Pour Glodi Besanzami Ngono, linguiste et ingénieur pédagogique, Fondateur de Mbote-Lingala et de l'institut Panafricain Lumumba Sankara, cette responsabilité de la politique linguistique incombe à l'État congolais.
"L'Etat a un rôle crucial dans la préservation et la promotion de nos langues nationales car c'est le dernier qui définit la politique linguistique que le pays va suivre. Malheureusement, le Congo conserve encore la configuration coloniale de français comme étant la langue officielle et les autres n'ont aucun statut.
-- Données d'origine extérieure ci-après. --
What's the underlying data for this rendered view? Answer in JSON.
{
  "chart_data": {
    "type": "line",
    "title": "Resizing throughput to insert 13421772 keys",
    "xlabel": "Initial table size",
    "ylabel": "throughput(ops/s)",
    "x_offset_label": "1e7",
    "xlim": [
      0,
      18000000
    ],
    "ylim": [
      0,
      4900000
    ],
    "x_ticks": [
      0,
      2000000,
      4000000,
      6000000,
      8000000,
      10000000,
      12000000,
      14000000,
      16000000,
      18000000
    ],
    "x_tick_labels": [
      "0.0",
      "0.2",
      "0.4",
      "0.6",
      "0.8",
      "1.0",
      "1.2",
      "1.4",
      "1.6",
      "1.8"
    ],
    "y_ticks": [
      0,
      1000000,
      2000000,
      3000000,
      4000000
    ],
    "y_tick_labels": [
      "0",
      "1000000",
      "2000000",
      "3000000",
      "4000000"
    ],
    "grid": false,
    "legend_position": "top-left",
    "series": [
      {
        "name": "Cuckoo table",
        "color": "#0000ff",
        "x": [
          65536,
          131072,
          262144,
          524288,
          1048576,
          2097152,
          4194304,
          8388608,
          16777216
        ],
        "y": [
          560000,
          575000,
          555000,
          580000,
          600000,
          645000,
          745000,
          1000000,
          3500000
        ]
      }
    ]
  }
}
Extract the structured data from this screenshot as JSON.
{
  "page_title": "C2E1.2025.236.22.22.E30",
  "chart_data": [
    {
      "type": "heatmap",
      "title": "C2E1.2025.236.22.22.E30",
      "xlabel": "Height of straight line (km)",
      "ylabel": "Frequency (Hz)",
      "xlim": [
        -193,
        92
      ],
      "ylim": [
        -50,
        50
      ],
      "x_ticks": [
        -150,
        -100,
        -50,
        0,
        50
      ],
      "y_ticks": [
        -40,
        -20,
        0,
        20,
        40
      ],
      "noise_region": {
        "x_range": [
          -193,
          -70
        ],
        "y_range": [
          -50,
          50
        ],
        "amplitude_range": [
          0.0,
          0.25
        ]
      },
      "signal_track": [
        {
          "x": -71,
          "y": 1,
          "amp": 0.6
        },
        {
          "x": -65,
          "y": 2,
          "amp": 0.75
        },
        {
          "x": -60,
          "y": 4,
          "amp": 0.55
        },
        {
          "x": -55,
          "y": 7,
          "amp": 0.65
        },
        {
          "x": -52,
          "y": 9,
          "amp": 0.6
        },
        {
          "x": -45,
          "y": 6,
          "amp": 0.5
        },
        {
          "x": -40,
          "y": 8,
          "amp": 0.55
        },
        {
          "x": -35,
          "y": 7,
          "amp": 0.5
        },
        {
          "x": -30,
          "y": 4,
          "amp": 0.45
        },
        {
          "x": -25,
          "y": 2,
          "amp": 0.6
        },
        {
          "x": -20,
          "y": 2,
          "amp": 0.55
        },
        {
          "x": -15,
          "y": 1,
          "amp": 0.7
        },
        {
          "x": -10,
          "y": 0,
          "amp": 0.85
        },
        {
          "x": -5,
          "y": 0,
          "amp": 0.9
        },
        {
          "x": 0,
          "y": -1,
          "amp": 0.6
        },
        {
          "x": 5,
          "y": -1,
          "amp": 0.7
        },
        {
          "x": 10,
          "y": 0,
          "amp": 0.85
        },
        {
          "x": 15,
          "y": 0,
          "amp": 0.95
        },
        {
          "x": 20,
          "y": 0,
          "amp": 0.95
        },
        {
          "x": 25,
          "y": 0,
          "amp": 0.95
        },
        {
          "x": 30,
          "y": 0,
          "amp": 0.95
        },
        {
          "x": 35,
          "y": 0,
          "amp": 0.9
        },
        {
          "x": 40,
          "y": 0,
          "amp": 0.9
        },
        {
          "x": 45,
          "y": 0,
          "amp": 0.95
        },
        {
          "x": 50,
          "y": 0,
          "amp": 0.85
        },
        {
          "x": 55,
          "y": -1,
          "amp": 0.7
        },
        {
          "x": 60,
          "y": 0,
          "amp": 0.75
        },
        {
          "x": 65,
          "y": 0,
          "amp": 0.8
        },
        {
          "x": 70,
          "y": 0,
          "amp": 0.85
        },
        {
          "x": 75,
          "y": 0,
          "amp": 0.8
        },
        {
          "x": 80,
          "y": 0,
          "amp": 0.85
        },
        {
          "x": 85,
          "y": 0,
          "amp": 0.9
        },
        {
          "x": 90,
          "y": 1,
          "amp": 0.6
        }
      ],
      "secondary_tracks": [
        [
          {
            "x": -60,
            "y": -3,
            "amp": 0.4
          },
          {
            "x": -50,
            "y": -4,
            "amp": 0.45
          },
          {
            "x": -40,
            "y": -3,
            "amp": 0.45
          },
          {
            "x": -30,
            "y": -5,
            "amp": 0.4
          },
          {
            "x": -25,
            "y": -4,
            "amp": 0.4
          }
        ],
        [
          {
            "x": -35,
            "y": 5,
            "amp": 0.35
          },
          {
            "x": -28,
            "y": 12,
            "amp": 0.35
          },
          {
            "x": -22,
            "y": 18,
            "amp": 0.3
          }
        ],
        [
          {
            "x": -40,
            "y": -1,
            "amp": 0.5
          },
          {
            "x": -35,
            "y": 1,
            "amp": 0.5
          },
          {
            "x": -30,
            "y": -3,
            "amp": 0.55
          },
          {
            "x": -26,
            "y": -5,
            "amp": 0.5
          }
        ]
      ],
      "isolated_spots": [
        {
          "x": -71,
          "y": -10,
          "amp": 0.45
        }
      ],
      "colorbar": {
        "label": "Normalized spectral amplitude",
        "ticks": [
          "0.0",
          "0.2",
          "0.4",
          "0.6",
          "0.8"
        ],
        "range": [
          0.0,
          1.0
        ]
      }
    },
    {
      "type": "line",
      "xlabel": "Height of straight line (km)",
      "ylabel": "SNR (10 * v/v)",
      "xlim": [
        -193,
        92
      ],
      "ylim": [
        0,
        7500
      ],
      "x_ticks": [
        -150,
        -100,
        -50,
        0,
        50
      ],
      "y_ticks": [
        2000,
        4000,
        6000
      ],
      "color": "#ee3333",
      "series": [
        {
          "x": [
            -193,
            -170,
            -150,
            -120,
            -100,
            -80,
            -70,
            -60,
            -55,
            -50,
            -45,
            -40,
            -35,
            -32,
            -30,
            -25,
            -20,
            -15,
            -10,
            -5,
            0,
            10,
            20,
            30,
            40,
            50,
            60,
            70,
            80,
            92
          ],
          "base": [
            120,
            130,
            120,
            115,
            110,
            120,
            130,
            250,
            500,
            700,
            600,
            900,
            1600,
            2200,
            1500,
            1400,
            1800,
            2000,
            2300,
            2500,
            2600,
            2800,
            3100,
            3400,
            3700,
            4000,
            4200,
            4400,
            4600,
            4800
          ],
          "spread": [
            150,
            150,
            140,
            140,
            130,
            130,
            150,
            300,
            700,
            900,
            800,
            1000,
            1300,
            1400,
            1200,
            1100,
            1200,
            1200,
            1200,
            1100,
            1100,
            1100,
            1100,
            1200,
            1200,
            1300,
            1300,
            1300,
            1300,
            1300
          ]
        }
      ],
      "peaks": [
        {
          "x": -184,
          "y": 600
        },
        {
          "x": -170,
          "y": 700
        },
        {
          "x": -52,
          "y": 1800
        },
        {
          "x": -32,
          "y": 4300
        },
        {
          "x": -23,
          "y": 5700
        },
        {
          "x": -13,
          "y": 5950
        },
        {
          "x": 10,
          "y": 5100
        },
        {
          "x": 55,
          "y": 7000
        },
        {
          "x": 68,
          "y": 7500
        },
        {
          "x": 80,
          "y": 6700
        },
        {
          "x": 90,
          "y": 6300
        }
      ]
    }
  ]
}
Ce qui traduit encore les effets néfastes de l'aliénation culturelle et linguistique que nous subissons jusqu'à présent", a-t-il évoqué.
Et d'ajouter :
"Tant que nous n'aurons pas de dirigeants qui comprendront la décolonisation culturelle et linguistique, aucun effort ne sera fait pour la promotion de nos langues".
Selon lui, il est nécessaire de sensibiliser les écoles, les églises, les médias, mais aussi de s’appuyer sur les réseaux sociaux et la musique, afin de promouvoir la décolonisation culturelle et linguistique comme autrefois, à l’époque du régime Mobutu.
Sauver le Kikongo
L’écrivain congolais Joyeux Ngoma, résident au Kongo-Central, souligne que la domination du lingala pourrait faire disparaître des repères culturels sans un effort pour préserver le kikongo.
"On peut parler d’une forme de glottophagie, c’est-à-dire l’écrasement progressif d’une langue par une autre. Si le lingala continue à s’imposer sans qu’il y ait des politiques linguistiques de sauvegarde, le risque est que le kikongo perde sa vitalité et devienne une langue marginalisée, parlée seulement par les anciens, coupant ainsi les jeunes générations d’une partie de leur héritage culturel", a-t-il fait remarquer.
Pour préserver cette langue, certaines initiatives existent. Des musiciens intègrent le Kikongo dans leurs chansons, à travers des festivals, des troupes de théâtre jouent en Kikongo, et quelques écrivains ou poètes valorisent la langue dans leurs textes. Mais ces efforts restent isolés et manquent de soutien institutionnel et médiatique pour garantir un impact durable.
Située sur la rive gauche du fleuve Congo et proche de la frontière angolaise, la ville de Matadi, fondée comme port en 1886, risque de voir le kikongo disparaître de ses rues. Préserver cette langue, parlée depuis l’ancien empire Kongo, c’est protéger l’identité culturelle de ses plus de 445 000 habitants et transmettre un héritage unique aux jeunes générations.